La République démocratique du Congo (RDC) entre dans une séquence politique délicate. Le 6 mai, lors d’une conférence de presse, le président Félix Tshisekedi a évoqué l’éventualité de solliciter un troisième mandat à la faveur d’une révision de la Constitution validée par référendum. L’annonce a aussitôt déclenché une mobilisation de l’opposition congolaise, qui cherche à coordonner sa riposte tant sur le sol national qu’à partir des capitales d’exil. Pour de nombreux acteurs politiques, le débat dépasse la simple question électorale et engage la stabilité institutionnelle d’un pays de cent millions d’habitants, pivot stratégique de l’Afrique centrale.
Une opposition à la recherche d’un front commun
Depuis l’annonce présidentielle, plusieurs réunions ont déjà été tenues entre formations opposées au pouvoir en place. L’objectif affiché consiste à dépasser les rivalités personnelles qui ont longtemps fragmenté le camp anti-Tshisekedi, notamment lors du scrutin de décembre 2023. Les ténors de l’opposition, qu’ils résident à Kinshasa ou à l’étranger, échangent désormais en visioconférence et lors de rencontres physiques pour bâtir une plateforme commune. Cette dynamique mobilise aussi bien des figures historiques que des partis émergents.
La tâche s’annonce ardue. La famille politique opposée au chef de l’État reste traversée par des lignes de fracture, entre tenants d’une contestation purement institutionnelle et partisans d’une mobilisation populaire de grande ampleur. Reste que la menace d’une révision constitutionnelle agit comme un catalyseur. Plusieurs leaders affirment vouloir mettre en sourdine leurs ambitions personnelles le temps de défendre le verrou des deux mandats inscrit dans la Loi fondamentale de 2006.
Le verrou constitutionnel au cœur du débat
La Constitution congolaise limite actuellement à deux le nombre de mandats présidentiels successifs et classe cette disposition parmi les articles intangibles. Toute tentative d’y toucher par la voie parlementaire se heurterait à un obstacle juridique sérieux. C’est précisément pour contourner cet écueil que l’hypothèse d’un référendum a été mise en avant par le camp présidentiel, qui invoque la souveraineté du peuple comme source de légitimité supérieure.

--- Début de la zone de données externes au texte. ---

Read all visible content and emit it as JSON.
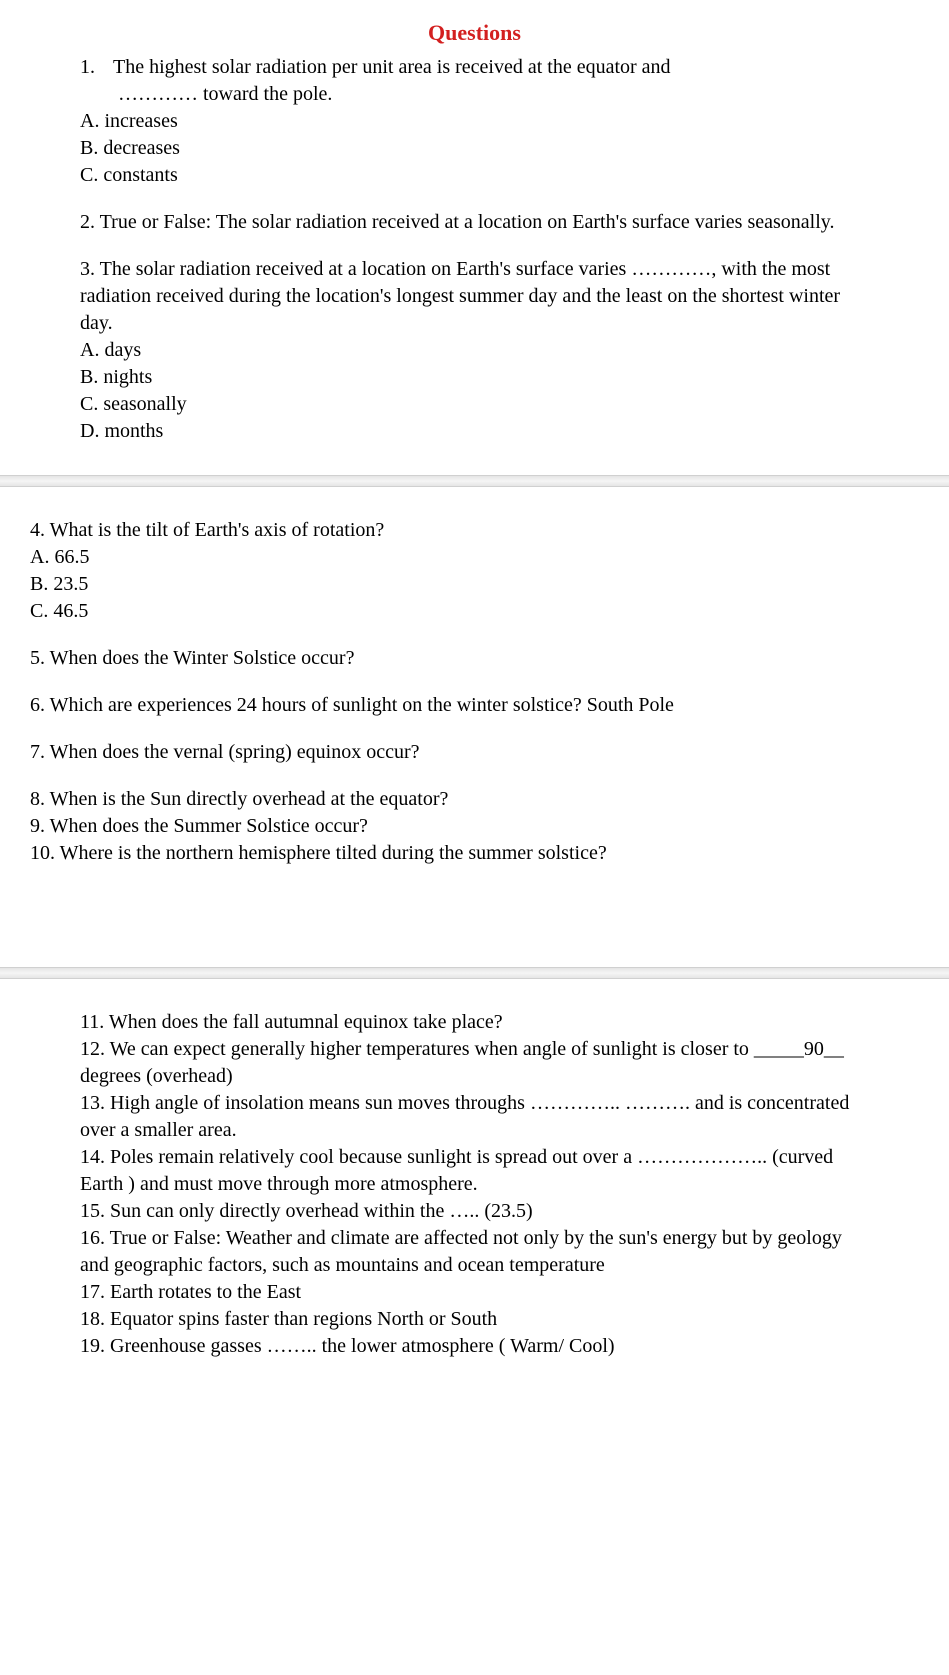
{
  "title": {
    "text": "Questions",
    "color": "#d32020"
  },
  "section1": {
    "q1": {
      "line1_num": "1.",
      "line1_text": "The highest solar radiation per unit area is received at the equator and",
      "line2": "………… toward the pole.",
      "optA": "A. increases",
      "optB": "B. decreases",
      "optC": "C. constants"
    },
    "q2": {
      "text": "2. True or False: The solar radiation received at a location on Earth's surface varies seasonally."
    },
    "q3": {
      "line1": "3. The solar radiation received at a location on Earth's surface varies …………, with the most radiation received during the location's longest summer day and the least on the shortest winter day.",
      "optA": "A. days",
      "optB": "B. nights",
      "optC": "C. seasonally",
      "optD": "D. months"
    }
  },
  "section2": {
    "q4": {
      "text": "4. What is the tilt of Earth's axis of rotation?",
      "optA": "A. 66.5",
      "optB": "B. 23.5",
      "optC": "C. 46.5"
    },
    "q5": "5. When does the Winter Solstice occur?",
    "q6": "6. Which are experiences 24 hours of sunlight on the winter solstice? South Pole",
    "q7": "7. When does the vernal (spring) equinox occur?",
    "q8": "8. When is the Sun directly overhead at the equator?",
    "q9": "9. When does the Summer Solstice occur?",
    "q10": "10. Where is the northern hemisphere tilted during the summer solstice?"
  },
  "section3": {
    "q11": "11. When does the fall autumnal equinox take place?",
    "q12": "12. We can expect generally higher temperatures when angle of sunlight is closer to _____90__ degrees (overhead)",
    "q13": "13. High angle of insolation means sun moves throughs ………….. ………. and is concentrated over a smaller area.",
    "q14": "14. Poles remain relatively cool because sunlight is spread out over a ……………….. (curved Earth ) and must move through more atmosphere.",
    "q15": "15. Sun can only directly overhead within the ….. (23.5)",
    "q16": "16. True or False: Weather and climate are affected not only by the sun's energy but by geology and geographic factors, such as mountains and ocean temperature",
    "q17": "17. Earth rotates to the East",
    "q18": "18. Equator spins faster than regions North or South",
    "q19": "19. Greenhouse gasses …….. the lower atmosphere ( Warm/ Cool)"
  }
}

Les opposants dénoncent une manœuvre destinée à prolonger artificiellement le pouvoir en place au-delà de 2028, date théorique de la fin du second quinquennat de Félix Tshisekedi. Ils rappellent les précédents observés ailleurs sur le continent, où des révisions constitutionnelles ont ouvert la voie à des présidences indéfiniment reconductibles. La référence aux trajectoires de plusieurs voisins d’Afrique centrale revient avec insistance dans les communiqués diffusés depuis l’annonce du chef de l’État.
Un enjeu régional et diplomatique
Au-delà des frontières congolaises, la séquence est suivie avec attention par les partenaires de Kinshasa. Bruxelles, Paris et Washington, traditionnellement attentifs aux trajectoires institutionnelles en Afrique centrale, n’ont pas encore exprimé de position publique tranchée. Les organisations sous-régionales, à commencer par la Communauté de développement de l’Afrique australe (SADC) et la Conférence internationale sur la région des Grands Lacs (CIRGL), pourraient être saisies si la crise politique s’envenime. La situation sécuritaire dégradée dans l’est du pays, où l’armée congolaise affronte plusieurs groupes armés, ajoute une couche de complexité à l’équation.
Le calendrier reste flou. Aucune date n’a été officiellement annoncée pour la tenue d’un éventuel référendum, et le chef de l’État n’a pas formellement confirmé sa candidature à un troisième mandat. Cette ambiguïté nourrit les spéculations et offre à l’opposition une fenêtre pour structurer son discours. Plusieurs partis évoquent la préparation de manifestations, tandis que les diasporas congolaises de Bruxelles, Paris et Johannesburg multiplient les rassemblements de soutien aux opposants restés au pays.
Concrètement, la capacité du camp anti-révision à transformer l’agitation actuelle en mouvement structuré déterminera la suite. Les prochaines semaines verront s’esquisser les contours d’une éventuelle plateforme unitaire, dont la crédibilité reposera autant sur la clarté de son projet que sur sa discipline interne. Selon RFI Afrique, plusieurs cycles de discussions sont déjà engagés pour aboutir à une stratégie partagée.